I try not to be blatant about my politics, but my books come off more liberal than they did 5 years ago.
Consider:
Lesbian Episcopalian pastors.
Women leading nations.
Gay men getting married legally.
Holiday decorations that aren't just trees, santas, creches and menorahs.
Legal hemp being used for industrial purposes.
A world where the socialist democracies are depicted as doing better than the libertarian capitalists.
All of those push a subtle agenda of inclusion and progress. Yet, they don't get in the way of the rollicking adventure story or the romance.
no subject
Date: 2009-07-26 06:08 pm (UTC)Thanks for referencing my Pagan&Pen post. Incidentally Sally died and we've had her funeral meanwhile.

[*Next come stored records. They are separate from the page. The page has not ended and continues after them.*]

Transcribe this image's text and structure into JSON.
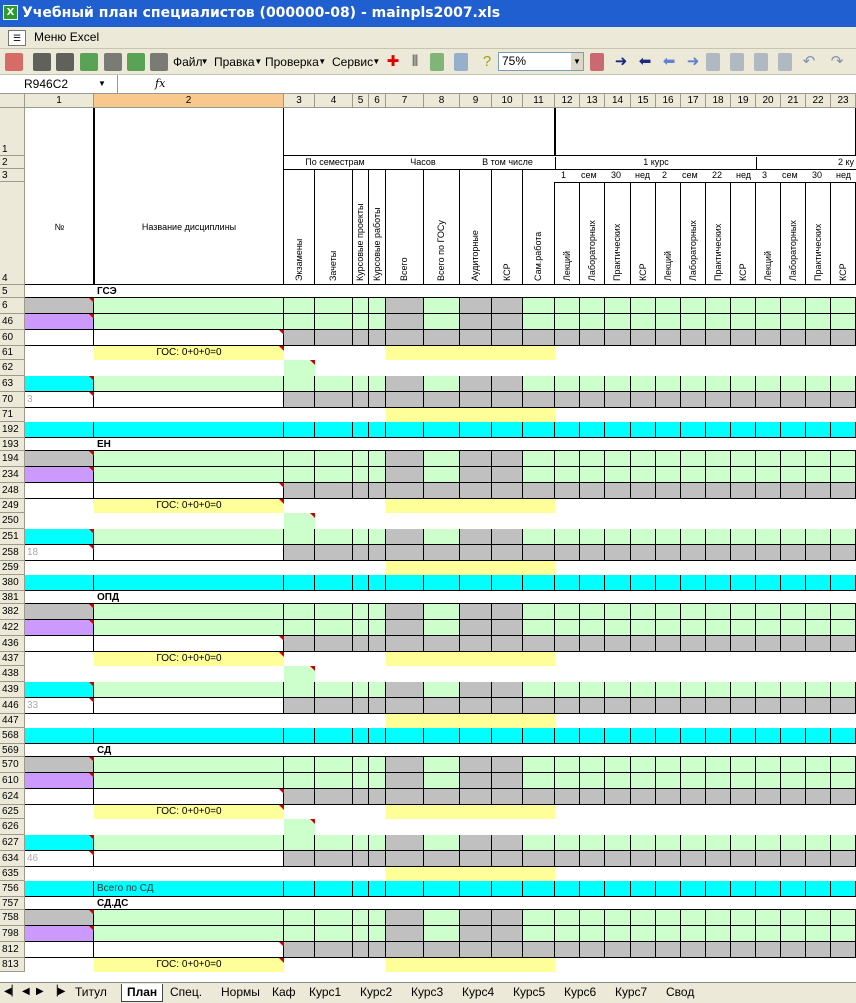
{
  "window": {
    "title": "Учебный план специалистов (000000-08) - mainpls2007.xls",
    "icon": "excel-icon"
  },
  "menubar": {
    "menu_label": "Меню Excel"
  },
  "toolbar": {
    "menus": [
      "Файл",
      "Правка",
      "Проверка",
      "Сервис"
    ],
    "zoom": "75%"
  },
  "formula_bar": {
    "name_box": "R946C2",
    "fx": "fx"
  },
  "column_headers": [
    "1",
    "2",
    "3",
    "4",
    "5",
    "6",
    "7",
    "8",
    "9",
    "10",
    "11",
    "12",
    "13",
    "14",
    "15",
    "16",
    "17",
    "18",
    "19",
    "20",
    "21",
    "22",
    "23"
  ],
  "header": {
    "no": "№",
    "discipline": "Название дисциплины",
    "by_semester": "По семестрам",
    "hours": "Часов",
    "including": "В том числе",
    "course1": "1 курс",
    "course2": "2 ку",
    "sem_cols": [
      "Экзамены",
      "Зачеты",
      "Курсовые проекты",
      "Курсовые работы"
    ],
    "hours_cols": [
      "Всего",
      "Всего по ГОСу"
    ],
    "incl_cols": [
      "Аудиторные",
      "КСР",
      "Сам.работа"
    ],
    "course1_sem1": {
      "num": "1",
      "sem": "сем",
      "weeks": "30",
      "ned": "нед"
    },
    "course1_sem2": {
      "num": "2",
      "sem": "сем",
      "weeks": "22",
      "ned": "нед"
    },
    "course2_sem3": {
      "num": "3",
      "sem": "сем",
      "weeks": "30",
      "ned": "нед"
    },
    "load_cols": [
      "Лекций",
      "Лабораторных",
      "Практических",
      "КСР"
    ]
  },
  "rows": [
    {
      "n": "1",
      "type": "blank-top"
    },
    {
      "n": "2",
      "type": "hdr"
    },
    {
      "n": "3",
      "type": "hdr"
    },
    {
      "n": "4",
      "type": "hdr"
    },
    {
      "n": "5",
      "type": "section",
      "label": "ГСЭ"
    },
    {
      "n": "6",
      "type": "gray"
    },
    {
      "n": "46",
      "type": "purple"
    },
    {
      "n": "60",
      "type": "white"
    },
    {
      "n": "61",
      "type": "gos",
      "label": "ГОС: 0+0+0=0"
    },
    {
      "n": "62",
      "type": "small"
    },
    {
      "n": "63",
      "type": "cyan"
    },
    {
      "n": "70",
      "type": "count",
      "label": "3"
    },
    {
      "n": "71",
      "type": "yellow"
    },
    {
      "n": "192",
      "type": "total"
    },
    {
      "n": "193",
      "type": "section",
      "label": "ЕН"
    },
    {
      "n": "194",
      "type": "gray"
    },
    {
      "n": "234",
      "type": "purple"
    },
    {
      "n": "248",
      "type": "white"
    },
    {
      "n": "249",
      "type": "gos",
      "label": "ГОС: 0+0+0=0"
    },
    {
      "n": "250",
      "type": "small"
    },
    {
      "n": "251",
      "type": "cyan"
    },
    {
      "n": "258",
      "type": "count",
      "label": "18"
    },
    {
      "n": "259",
      "type": "yellow"
    },
    {
      "n": "380",
      "type": "total"
    },
    {
      "n": "381",
      "type": "section",
      "label": "ОПД"
    },
    {
      "n": "382",
      "type": "gray"
    },
    {
      "n": "422",
      "type": "purple"
    },
    {
      "n": "436",
      "type": "white"
    },
    {
      "n": "437",
      "type": "gos",
      "label": "ГОС: 0+0+0=0"
    },
    {
      "n": "438",
      "type": "small"
    },
    {
      "n": "439",
      "type": "cyan"
    },
    {
      "n": "446",
      "type": "count",
      "label": "33"
    },
    {
      "n": "447",
      "type": "yellow"
    },
    {
      "n": "568",
      "type": "total"
    },
    {
      "n": "569",
      "type": "section",
      "label": "СД"
    },
    {
      "n": "570",
      "type": "gray"
    },
    {
      "n": "610",
      "type": "purple"
    },
    {
      "n": "624",
      "type": "white"
    },
    {
      "n": "625",
      "type": "gos",
      "label": "ГОС: 0+0+0=0"
    },
    {
      "n": "626",
      "type": "small"
    },
    {
      "n": "627",
      "type": "cyan"
    },
    {
      "n": "634",
      "type": "count",
      "label": "46"
    },
    {
      "n": "635",
      "type": "yellow"
    },
    {
      "n": "756",
      "type": "total",
      "label": "Всего по СД"
    },
    {
      "n": "757",
      "type": "section",
      "label": "СД.ДС"
    },
    {
      "n": "758",
      "type": "gray"
    },
    {
      "n": "798",
      "type": "purple"
    },
    {
      "n": "812",
      "type": "white"
    },
    {
      "n": "813",
      "type": "gos",
      "label": "ГОС: 0+0+0=0"
    }
  ],
  "sheet_tabs": [
    "Титул",
    "План",
    "Спец.",
    "Нормы",
    "Каф",
    "Курс1",
    "Курс2",
    "Курс3",
    "Курс4",
    "Курс5",
    "Курс6",
    "Курс7",
    "Свод"
  ],
  "active_tab": "План",
  "colors": {
    "green": "#ccffcc",
    "gray": "#c0c0c0",
    "purple": "#cc99ff",
    "cyan": "#00ffff",
    "yellow": "#ffff99",
    "title": "#1f5fd0"
  }
}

here's a blog about state of the world
http://helgaleena.mylivepage.com/blog/141/1253_THE_BIG_PICTURE_%28if_the_world_had_only_1000_inhabitants_meme%29
I have in the past posted my personal agenda there once or twice.
writing with an agenda
Date: 2009-07-13 04:06 am (UTC)I write with a ferocious agenda, but do so because "a story, if done well, can draw you in and get you to 'see' a world from the inside, live in it, feel it in a way that a straight forward explanation cannot." Of course well done propaganda goes back to The Iliad.
I call the paradigm Stories and Works. I present a story of the world I wish to see become real and then present an actual strategy to do so.
I recently shifted from Space Opera to a grittier version. We'll see how that works.
~M~
no subject
"Ergo why I do research; to correct this problem & seek diversity."